There is no evidence, however, that Spielberg has learned how to inspire actors. As the police chief, Roy Scheider is merely competent. Richard Dreyfuss, as a glib ichthyologist, and Robert Shaw as Quint, the briny, monomaniacal shark-hunter, fare much better, especially in the scenes they were allowed to improvise. Dreyfuss, as usual, performs with charged-up energy. And Shaw is an actor who can make any director look good.
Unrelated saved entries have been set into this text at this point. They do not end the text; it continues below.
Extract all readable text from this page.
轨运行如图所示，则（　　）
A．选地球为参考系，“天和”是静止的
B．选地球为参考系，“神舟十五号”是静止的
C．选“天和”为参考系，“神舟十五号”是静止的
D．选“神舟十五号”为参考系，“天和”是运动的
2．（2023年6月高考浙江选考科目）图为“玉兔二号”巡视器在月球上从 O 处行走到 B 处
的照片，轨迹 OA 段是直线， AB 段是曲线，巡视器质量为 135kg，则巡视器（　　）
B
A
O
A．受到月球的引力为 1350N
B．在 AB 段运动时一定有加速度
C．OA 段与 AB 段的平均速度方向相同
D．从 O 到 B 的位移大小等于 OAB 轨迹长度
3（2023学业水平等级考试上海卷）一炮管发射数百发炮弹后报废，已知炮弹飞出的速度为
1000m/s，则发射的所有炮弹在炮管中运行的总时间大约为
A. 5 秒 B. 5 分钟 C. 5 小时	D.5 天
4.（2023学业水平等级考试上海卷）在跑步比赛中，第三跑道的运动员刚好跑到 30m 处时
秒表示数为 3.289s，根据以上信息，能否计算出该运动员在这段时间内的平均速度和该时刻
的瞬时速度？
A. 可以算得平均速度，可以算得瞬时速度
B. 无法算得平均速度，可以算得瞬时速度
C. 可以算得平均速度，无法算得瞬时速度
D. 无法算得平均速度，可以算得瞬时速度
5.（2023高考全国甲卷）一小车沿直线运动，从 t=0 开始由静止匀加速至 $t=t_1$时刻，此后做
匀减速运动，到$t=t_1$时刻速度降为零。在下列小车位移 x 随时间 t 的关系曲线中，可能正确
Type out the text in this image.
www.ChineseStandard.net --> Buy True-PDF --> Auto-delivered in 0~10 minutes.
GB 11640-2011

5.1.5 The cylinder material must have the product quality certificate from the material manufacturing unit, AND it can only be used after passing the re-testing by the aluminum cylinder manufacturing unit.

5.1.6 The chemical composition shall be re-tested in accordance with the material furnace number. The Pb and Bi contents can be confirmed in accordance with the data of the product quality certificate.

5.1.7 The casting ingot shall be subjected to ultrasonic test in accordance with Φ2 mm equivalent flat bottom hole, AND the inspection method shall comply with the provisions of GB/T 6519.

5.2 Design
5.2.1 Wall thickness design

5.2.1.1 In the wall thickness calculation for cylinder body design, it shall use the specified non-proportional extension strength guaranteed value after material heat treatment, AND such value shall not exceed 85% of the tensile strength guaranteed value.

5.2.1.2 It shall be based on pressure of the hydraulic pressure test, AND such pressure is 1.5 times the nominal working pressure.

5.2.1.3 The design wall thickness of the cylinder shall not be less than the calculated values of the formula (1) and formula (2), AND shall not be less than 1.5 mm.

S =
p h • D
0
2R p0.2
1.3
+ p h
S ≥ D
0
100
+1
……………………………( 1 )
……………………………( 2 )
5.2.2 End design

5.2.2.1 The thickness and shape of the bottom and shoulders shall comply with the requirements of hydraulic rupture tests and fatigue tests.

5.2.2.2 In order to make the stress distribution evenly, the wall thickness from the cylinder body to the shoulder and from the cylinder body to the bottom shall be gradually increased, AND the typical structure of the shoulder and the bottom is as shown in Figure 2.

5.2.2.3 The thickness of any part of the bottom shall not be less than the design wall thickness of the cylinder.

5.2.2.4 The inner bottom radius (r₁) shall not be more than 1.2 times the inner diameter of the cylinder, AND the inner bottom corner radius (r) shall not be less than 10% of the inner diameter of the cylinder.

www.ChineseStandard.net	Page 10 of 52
His Quint is a boozing, insufferable, suffering madman, a mini-Ahab whose obsession for destroying sharks was triggered by an actual incident in World War II. The story places Quint aboard the U.S. Navy cruiser Indianapolis, which was torpedoed by a Japanese submarine in 1945; of the approximately 1,000 men on the sinking ship, many hundreds were eaten by sharks before help arrived.
Horrific: Of course, the movie's real star is the Great White Shark—a 25-foot polyurethane mechanical marvel nicknamed Bruce. Designed by former Walt Disney special-effects chief Robert Mattey, the hydraulically powered Bruce is perhaps the most fearsome movie construct since King Kong. With his massive conical head, flesh-wrenching rows of serrated teeth and hypnotically horrific grace, he strikes a primal fear in us all. This ersatz shark is support by some breath-taking footage of real sharks shot by Ron and Valerie Taylor.
Unlike horror movies about mad scientists, gigantic gorillas or satyric vampires, in Jaws, the natural world intrudes with the immediacy of the current spate of news stories about shark attacks. When the horror comes from Transylvania, there's always a comfortable giggle behind the shudders. Sharks cut closer to home. Spielberg believes that “everybody likes to dice with death. After Jaws, I think a lot of people will rush into the water, not out of it. It's gambling with the unknown.” Jaws may or may not inspire such fantasies among vacationing CPAs this summer. But movie ads warn that it may be “too intense for younger children.” Indeed. Anyone under 12 ought to avoid the grip of Jaws.